Well, the first step is making sound political choices in this election. I’m writing this well before November 4th, but most of you will read this column after you’ve pulled the lever, filled in the oval, or touched the voting screen. Let’s just hope that no one has to re-count what we cast this time.

And no matter what your selection, one thing is clear—the electorate wants change. Big time.

We want lower energy prices, good-paying jobs, and safe neighborhoods for our families. We want cost-effective government, ambitious schools, and affordable healthcare for all. In short, we only want what our Founding Fathers promised—to be able to pursue life, liberty, and happiness on our terms, not someone else’s.

Just somewhere along the way, our priorities got screwed up.

As a local magazine editor, I get to talk to a lot of people in our community. Let me share two stories with you.

A local school official recently told me about all the calls he was fielding about the recent budget cuts. Many of them involved transportation and his staff’s decision to reduce the number of bus stops to save on rising fuel costs, meaning that students now have to walk farther to get a ride. One parent called to complain about a large hornet’s nest near her son’s stop. She asked, “What are you going to do about it?” Another parent wanted to know what school officials were going to do when it rained. Sadly, I’m not making this up.

The other story involves a local family who recently got evicted from the home they were renting. For over a year, while they were arguing with the landlord over needed repairs, the couple made no rent payments, instead funneling the extra cash to pay down their credit card debt. When they—and their young children—were eventually tossed out on the street, the parents had only the $52 in the dad’s wallet with which to find a new place to stay that night.

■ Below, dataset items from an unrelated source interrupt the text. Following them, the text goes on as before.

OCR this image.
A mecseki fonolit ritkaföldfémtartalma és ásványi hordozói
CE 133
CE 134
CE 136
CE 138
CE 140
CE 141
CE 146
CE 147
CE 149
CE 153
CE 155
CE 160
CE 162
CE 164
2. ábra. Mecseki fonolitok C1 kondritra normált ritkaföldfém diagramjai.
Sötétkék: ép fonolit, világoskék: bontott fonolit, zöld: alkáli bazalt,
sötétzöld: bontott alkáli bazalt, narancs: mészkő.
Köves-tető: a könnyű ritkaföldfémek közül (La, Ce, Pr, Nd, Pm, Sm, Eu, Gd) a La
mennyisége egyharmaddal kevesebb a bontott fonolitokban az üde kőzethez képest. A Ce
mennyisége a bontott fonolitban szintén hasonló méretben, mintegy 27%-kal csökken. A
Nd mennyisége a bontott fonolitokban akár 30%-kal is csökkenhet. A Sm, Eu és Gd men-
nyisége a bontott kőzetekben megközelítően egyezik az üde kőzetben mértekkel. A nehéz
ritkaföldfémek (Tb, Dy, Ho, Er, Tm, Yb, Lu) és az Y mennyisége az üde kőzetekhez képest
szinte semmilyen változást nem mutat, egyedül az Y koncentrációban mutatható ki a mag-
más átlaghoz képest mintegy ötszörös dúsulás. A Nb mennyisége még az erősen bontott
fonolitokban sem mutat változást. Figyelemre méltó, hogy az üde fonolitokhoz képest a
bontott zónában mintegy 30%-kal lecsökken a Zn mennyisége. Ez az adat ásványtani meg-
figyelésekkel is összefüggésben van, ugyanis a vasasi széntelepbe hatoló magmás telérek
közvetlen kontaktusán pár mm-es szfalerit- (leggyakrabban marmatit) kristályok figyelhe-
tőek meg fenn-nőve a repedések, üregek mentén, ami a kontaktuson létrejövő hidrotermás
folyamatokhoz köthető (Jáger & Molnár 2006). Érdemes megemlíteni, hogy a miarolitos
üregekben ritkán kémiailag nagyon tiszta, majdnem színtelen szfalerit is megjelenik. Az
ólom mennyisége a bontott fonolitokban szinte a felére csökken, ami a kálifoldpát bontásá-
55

So, while we look to our newly elected and recently re-elected officials, local and national, to help steer us out of this economic malaise, true change only happens within each of us.

Want proof? The next time you’re driving around, take a close look at what you see. Our counties are a vast place, with pockets of prosperity and neighborhoods in despair, businesses that are coping and those at the brink. Our elected officials aren’t powerful enough to confront all of that need.

But we are.

If you have a good job, thank your boss and do everything you can to save some cash for a rainy day. If you find a surplus in your checking account, make a donation to a worthy cause that will put your generosity to work in a positive way. If all you have is extra time, find a place that needs your skills. Our schools, hospitals, and churches will welcome you and make you feel like a million bucks.

Yes, real change starts much closer to home. Let’s make some happen today.